2017 Annual Meeting
SC48-Problematic Areas in the Pathology of the Uterine Cervix
March 8 2017, 1:30pm to 5:30pm
SC48-Problematic Areas In The Pathology Of The Uterine Cervix
Session Credits: 3 CME and 3 SAMs
Faculty: Esther Oliva MD, Massachusetts General Hospital, Harvard Medical School, Boston, MA and Carmen Tornos MD, Stony Brook University Hospital, Stony Brook, NY
The goal of this course is to review in depth selected common and uncommon lesions, benign, preneoplastic and neoplastic, that involve the uterine cervix highlighting useful morphologic and immunohistochemical features, and as a result enhance the diagnostic skills of course participants. The course is intended for pathology residents, general pathologists as well as pathologists with a special interest in gynecologic pathology. The following material will be provided: Aperio scanned slides; questions in test format pre-course that will be compared to post-course test as well as powerpoint presentation and written handout with references.

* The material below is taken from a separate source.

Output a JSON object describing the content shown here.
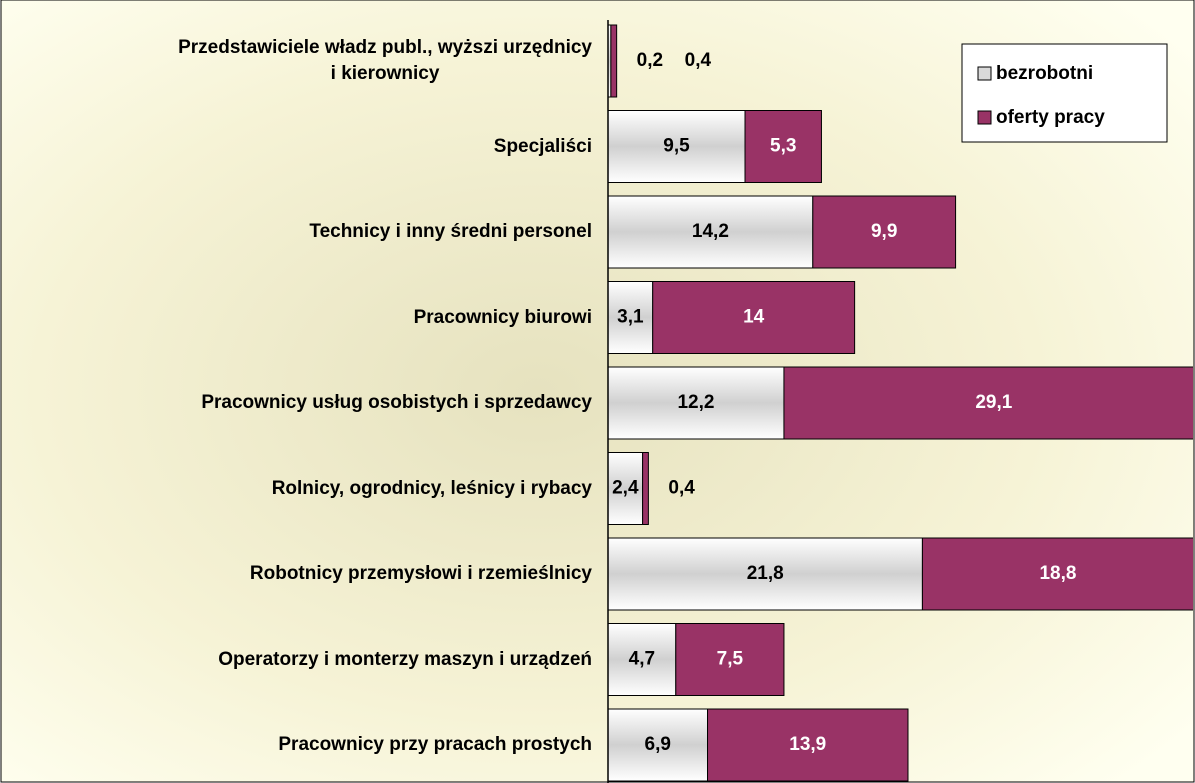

Upon completion of this educational activity the participants should be able to distinguish:
- Squamous dysplasia from atrophy/transitional metaplasia; reactive atypia /repair /artifact related changes, and immature squamous metaplasia
- Invasive squamous carcinoma from florid squamous metaplasia, florid endocervical gland involvement by in situ carcinoma, postbiopsy pseudoinvasion, other neoplasms (adenoid basal carcinoma and trophoblastic tumors), and decidual change
- Adenocarcinoma in situ from reactive changes, tuboendometrioid metaplasia/ endometriosis, glandular colonization by squamous dysplasia, early invasive adenocarcinoma, and extension from endometrial carcinoma (endometrial vs endocervical)
- Adenocarcinoma subtypes
- Adenoma malignum from lobular glandular hyperplasia, endocervicosis and other benign lesions
- Clear cell carcinoma from microglandular hyperplasia, Arias-Stella reaction, radiation atypia, and mesonephric proliferations
- Non-epithelial lesions including pseudolymphoma from lymphoma and stromal polyps from rhabdomyosarcoma and adenosarcoma.